Work in general has become more difficult steps since the first lockdown. Especially when, for example, a doctor needs to be consulted or tests have to be carried out. We are also only allowed to visit an isolated person if we are wearing protective suits.

The entire retirement home had to be quarantined for ten days at the end of November and the beginning of December. And as if that wasn't enough, there were then another ten days on top. The residents had to stay in their rooms and we brought their food to them. There were cases where we heard someone crying. Many residents felt trapped and complained that decisions were being made over their heads. Others were saddened that they weren’t allowed to be together over the last year. The ban on visits also had a very stressful effect on the residents. What do you say in such cases? I have always expressed my understanding, but I have also said that we have to get through this now. Together. So we had to offer more psychological support.

That eats away at you. I'm lucky enough to have a very understanding husband with who I can talk about everything. And we really talked a lot this past year."

Werner Uttinger (89), resident at the Chlosterli, Unterägeri

"I had Corona, although I didn't notice anything about it. My partner, with whom I live in a 2.5-bedroom apartment, remained negative. Nevertheless, we spent at least ten days in quarantine in our apartment. But this wasn’t such a bad time: we played games together, rested, listened to the radio or painted. In the summer we often took trips by car – we drove to Einsiedeln, or around the Rigi.

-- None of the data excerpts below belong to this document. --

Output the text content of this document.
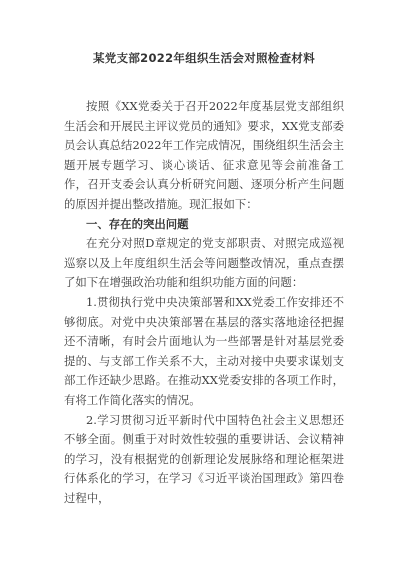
某党支部2022年组织生活会对照检查材料

按照《XX党委关于召开2022年度基层党支部组织生活会和开展民主评议党员的通知》要求，XX党支部委员会认真总结2022年工作完成情况，围绕组织生活会主题开展专题学习、谈心谈话、征求意见等会前准备工作，召开支委会认真分析研究问题、逐项分析产生问题的原因并提出整改措施。现汇报如下：

一、存在的突出问题

在充分对照D章规定的党支部职责、对照完成巡视巡察以及上年度组织生活会等问题整改情况，重点查摆了如下在增强政治功能和组织功能方面的问题：

1.贯彻执行党中央决策部署和XX党委工作安排还不够彻底。对党中央决策部署在基层的落实落地途径把握还不清晰，有时会片面地认为一些部署是针对基层党委提的、与支部工作关系不大，主动对接中央要求谋划支部工作还缺少思路。在推动XX党委安排的各项工作时，有将工作简化落实的情况。

2.学习贯彻习近平新时代中国特色社会主义思想还不够全面。侧重于对时效性较强的重要讲话、会议精神的学习，没有根据党的创新理论发展脉络和理论框架进行体系化的学习，在学习《习近平谈治国理政》第四卷过程中，
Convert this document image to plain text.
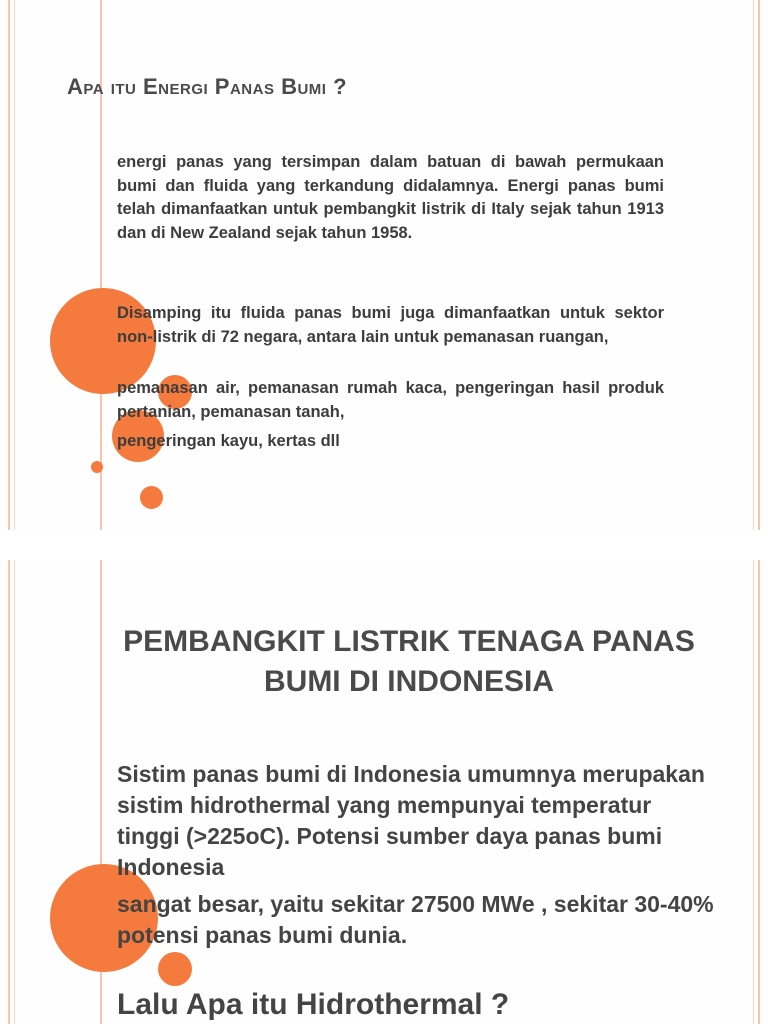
Apa itu Energi Panas Bumi ?

energi panas yang tersimpan dalam batuan di bawah permukaan bumi dan fluida yang terkandung didalamnya. Energi panas bumi telah dimanfaatkan untuk pembangkit listrik di Italy sejak tahun 1913 dan di New Zealand sejak tahun 1958.

Disamping itu fluida panas bumi juga dimanfaatkan untuk sektor non-listrik di 72 negara, antara lain untuk pemanasan ruangan,

pemanasan air, pemanasan rumah kaca, pengeringan hasil produk pertanian, pemanasan tanah,

pengeringan kayu, kertas dll

PEMBANGKIT LISTRIK TENAGA PANAS BUMI DI INDONESIA

Sistim panas bumi di Indonesia umumnya merupakan sistim hidrothermal yang mempunyai temperatur tinggi (>225oC). Potensi sumber daya panas bumi Indonesia

sangat besar, yaitu sekitar 27500 MWe , sekitar 30-40% potensi panas bumi dunia.

Lalu Apa itu Hidrothermal ?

We have many protective measures in Chlösterli. We all wear masks, and are only allowed to eat in the cafeteria in shifts (by floor). I rather miss meeting the other residents. But there are always things we can do together. We recently painted Easter eggs.

The Chlösterli staff does their job incredibly well. I‘d like to compliment them at this point. They also brought carnival to us in the home. Only on a small scale, of course ,but there was music, we dressed up, danced and drank some wine.

I feel like I never had to be afraid of the virus. Now that my partner and I are both vaccinated, we feel even safer."